Michael Kinsley said in his 2001 article, “Information has been free all along. It’s the Internet that wants to enslave it.” Funny how that statement rings true as it pertains to the other partner in the relationship, the advertiser. Do you hear the echo? It resonates through the whole matter.

It’s a tough time to be a media child. You really have to wonder about the parents.

An Appellation Control for Engagement online

May 12, 2009 § Leave a comment

A piece by Tameka Kee in Paid Content yesterday about “engagement” brings back memories of when the industry use to talk about “stickiness.” Stickiness is what led Yahoo! to essentially hand-over its brand position as the leading search engine in favor of life as a content destination (eventually, “Portal”).

I fear the same slippery (sticky?) slope with regards to the issue of engagement, which is that there will be a sudden rash of contrivances designed to lure and hold audiences that then get sold to advertisers as the genuine article.

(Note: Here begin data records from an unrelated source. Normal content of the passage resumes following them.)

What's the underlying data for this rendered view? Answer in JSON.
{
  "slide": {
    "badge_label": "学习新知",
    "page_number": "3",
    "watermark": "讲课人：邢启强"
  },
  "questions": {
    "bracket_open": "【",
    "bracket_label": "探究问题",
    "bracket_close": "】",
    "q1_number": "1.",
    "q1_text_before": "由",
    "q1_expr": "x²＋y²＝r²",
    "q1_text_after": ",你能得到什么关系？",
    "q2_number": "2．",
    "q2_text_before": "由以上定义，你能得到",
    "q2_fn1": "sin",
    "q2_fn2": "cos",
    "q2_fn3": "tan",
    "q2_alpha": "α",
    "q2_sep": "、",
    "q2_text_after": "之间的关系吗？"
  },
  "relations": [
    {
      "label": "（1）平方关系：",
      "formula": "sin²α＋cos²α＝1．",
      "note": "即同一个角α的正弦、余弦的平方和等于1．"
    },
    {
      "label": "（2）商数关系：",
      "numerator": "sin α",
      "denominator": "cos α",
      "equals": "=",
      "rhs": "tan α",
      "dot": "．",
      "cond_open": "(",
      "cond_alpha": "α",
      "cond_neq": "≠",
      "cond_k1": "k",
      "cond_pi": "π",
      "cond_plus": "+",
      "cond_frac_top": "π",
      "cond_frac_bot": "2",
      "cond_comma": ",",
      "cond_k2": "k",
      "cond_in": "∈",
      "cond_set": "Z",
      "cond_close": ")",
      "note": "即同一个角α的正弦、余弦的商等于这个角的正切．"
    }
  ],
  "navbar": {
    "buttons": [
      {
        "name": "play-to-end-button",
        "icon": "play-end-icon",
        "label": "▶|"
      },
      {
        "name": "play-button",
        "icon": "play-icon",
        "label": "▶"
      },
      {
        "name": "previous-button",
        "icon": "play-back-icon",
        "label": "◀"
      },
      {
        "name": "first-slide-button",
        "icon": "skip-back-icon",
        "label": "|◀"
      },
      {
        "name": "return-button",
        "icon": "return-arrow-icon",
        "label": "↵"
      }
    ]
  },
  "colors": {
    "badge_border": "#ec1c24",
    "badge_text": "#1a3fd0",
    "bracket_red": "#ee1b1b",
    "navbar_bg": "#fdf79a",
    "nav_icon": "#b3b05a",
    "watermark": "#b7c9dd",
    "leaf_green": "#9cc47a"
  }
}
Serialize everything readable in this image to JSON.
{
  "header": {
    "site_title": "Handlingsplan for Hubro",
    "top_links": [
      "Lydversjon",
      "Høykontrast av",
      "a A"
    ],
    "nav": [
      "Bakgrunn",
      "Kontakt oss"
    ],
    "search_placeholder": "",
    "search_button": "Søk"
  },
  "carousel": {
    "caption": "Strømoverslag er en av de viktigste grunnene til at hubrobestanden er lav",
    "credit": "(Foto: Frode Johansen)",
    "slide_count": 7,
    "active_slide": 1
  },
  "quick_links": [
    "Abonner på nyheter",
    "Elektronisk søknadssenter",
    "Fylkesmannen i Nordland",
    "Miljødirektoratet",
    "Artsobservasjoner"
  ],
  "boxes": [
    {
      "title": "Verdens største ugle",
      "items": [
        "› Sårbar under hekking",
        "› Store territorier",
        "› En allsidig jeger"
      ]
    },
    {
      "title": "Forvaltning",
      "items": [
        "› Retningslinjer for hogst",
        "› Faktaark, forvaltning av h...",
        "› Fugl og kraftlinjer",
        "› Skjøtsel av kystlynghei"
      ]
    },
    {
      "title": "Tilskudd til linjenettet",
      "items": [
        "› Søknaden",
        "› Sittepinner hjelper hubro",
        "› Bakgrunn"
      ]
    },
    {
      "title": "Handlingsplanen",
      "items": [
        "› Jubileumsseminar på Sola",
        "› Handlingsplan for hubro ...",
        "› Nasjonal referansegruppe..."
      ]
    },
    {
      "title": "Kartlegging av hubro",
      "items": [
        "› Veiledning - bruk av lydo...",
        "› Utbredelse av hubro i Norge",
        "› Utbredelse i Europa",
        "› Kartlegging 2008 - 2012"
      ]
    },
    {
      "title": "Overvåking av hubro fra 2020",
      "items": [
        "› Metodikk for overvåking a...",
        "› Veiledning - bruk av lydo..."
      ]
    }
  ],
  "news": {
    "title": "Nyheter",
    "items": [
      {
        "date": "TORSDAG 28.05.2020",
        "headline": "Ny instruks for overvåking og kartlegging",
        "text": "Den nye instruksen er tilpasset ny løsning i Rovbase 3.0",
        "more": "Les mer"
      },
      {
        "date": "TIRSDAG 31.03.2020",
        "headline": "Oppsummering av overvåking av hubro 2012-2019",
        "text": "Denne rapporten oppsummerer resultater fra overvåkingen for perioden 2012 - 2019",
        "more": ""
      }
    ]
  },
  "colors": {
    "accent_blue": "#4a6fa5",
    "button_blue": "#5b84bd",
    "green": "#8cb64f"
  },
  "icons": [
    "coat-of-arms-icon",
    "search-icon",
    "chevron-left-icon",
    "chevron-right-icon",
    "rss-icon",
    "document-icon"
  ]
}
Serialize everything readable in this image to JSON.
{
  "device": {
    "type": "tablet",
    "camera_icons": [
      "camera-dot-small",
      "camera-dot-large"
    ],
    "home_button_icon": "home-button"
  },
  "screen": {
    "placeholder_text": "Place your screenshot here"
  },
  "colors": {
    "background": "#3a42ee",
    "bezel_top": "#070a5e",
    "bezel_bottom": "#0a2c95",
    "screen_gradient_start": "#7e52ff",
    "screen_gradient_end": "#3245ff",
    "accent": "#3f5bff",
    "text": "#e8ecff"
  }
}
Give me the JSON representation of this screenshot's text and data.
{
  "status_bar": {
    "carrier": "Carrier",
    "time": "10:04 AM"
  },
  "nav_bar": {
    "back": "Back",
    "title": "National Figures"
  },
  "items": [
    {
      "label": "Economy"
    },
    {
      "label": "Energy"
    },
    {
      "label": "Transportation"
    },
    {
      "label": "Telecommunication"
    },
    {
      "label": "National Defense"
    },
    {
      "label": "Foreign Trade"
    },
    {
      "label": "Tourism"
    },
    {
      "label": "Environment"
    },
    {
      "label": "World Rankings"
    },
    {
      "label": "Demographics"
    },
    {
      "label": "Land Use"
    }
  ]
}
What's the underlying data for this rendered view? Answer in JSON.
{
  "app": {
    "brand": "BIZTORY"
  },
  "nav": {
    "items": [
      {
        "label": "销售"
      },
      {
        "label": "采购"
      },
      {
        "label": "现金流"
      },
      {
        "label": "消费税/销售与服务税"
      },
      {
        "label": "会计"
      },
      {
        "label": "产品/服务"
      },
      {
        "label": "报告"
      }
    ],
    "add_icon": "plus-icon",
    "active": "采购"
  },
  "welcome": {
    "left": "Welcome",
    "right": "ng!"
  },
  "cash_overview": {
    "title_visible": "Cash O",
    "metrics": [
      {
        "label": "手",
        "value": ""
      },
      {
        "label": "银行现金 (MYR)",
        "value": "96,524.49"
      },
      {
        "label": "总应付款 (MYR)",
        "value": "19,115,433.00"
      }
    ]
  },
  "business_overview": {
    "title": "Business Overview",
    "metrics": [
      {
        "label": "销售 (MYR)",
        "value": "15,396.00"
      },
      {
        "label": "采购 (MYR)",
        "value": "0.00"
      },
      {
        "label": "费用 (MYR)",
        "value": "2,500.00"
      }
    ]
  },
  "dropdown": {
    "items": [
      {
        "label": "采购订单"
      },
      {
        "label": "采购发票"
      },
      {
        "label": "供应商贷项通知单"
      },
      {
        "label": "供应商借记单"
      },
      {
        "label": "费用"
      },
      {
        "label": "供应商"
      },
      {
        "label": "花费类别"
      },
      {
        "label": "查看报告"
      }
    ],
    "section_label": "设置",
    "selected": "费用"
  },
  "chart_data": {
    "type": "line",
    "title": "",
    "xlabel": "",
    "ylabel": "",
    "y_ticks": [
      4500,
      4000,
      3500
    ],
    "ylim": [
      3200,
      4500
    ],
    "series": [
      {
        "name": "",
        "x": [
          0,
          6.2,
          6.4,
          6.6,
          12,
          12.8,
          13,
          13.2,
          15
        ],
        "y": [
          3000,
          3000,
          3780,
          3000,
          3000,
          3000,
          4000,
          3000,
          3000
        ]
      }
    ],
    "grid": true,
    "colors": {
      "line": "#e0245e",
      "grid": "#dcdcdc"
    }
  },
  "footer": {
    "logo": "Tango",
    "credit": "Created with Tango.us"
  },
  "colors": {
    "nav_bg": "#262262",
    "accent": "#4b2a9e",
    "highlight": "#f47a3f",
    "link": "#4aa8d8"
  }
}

I fear a sudden surge of engagement peddlers on every corner pushing pamphlets in my direction as I walk by.

Media engagement is found at the intersection of quality and relevance and should be allowed to happen with as little extra fiddling as possible. It does not necessarily add-up to time spent, described at one point in the Paid Content article as the “go-to metric.” Time spent in one place may be substantially less than time spent in another, but the audience engagement in both places may be the same. Take most of the blogs of the world today, for instance, including Paid Content, which are designed to offer news and content in short hits that make reasonable demands on a reader’s time. Frequency, if it is not the same as time spent, is equally important as a measure of engagement. Is Paid Content part of your daily routine? Or just an every now and then media event? Engagement is also about loyalty.

Engagement is one of the most important of media virtues, and exists in abundance online. Let’s avoid the fillers and additives this time, however, and make sure that what gets delivered to advertisers is the real engagement item.

If the Content Matters, So Does the Advertising

February 18, 2009 § Leave a comment

PaidContent reports today on the results of research by Addvantage Media for YouGov that people don’t pay much attention to advertising online on large general interest sites. Only 12% of web users pay attention to ads on large web site. However, the power of interest-based long tail publishers is much stronger.  According to the report, 73% of users say they pay attention to the ads on specialty sites. A stark contrast.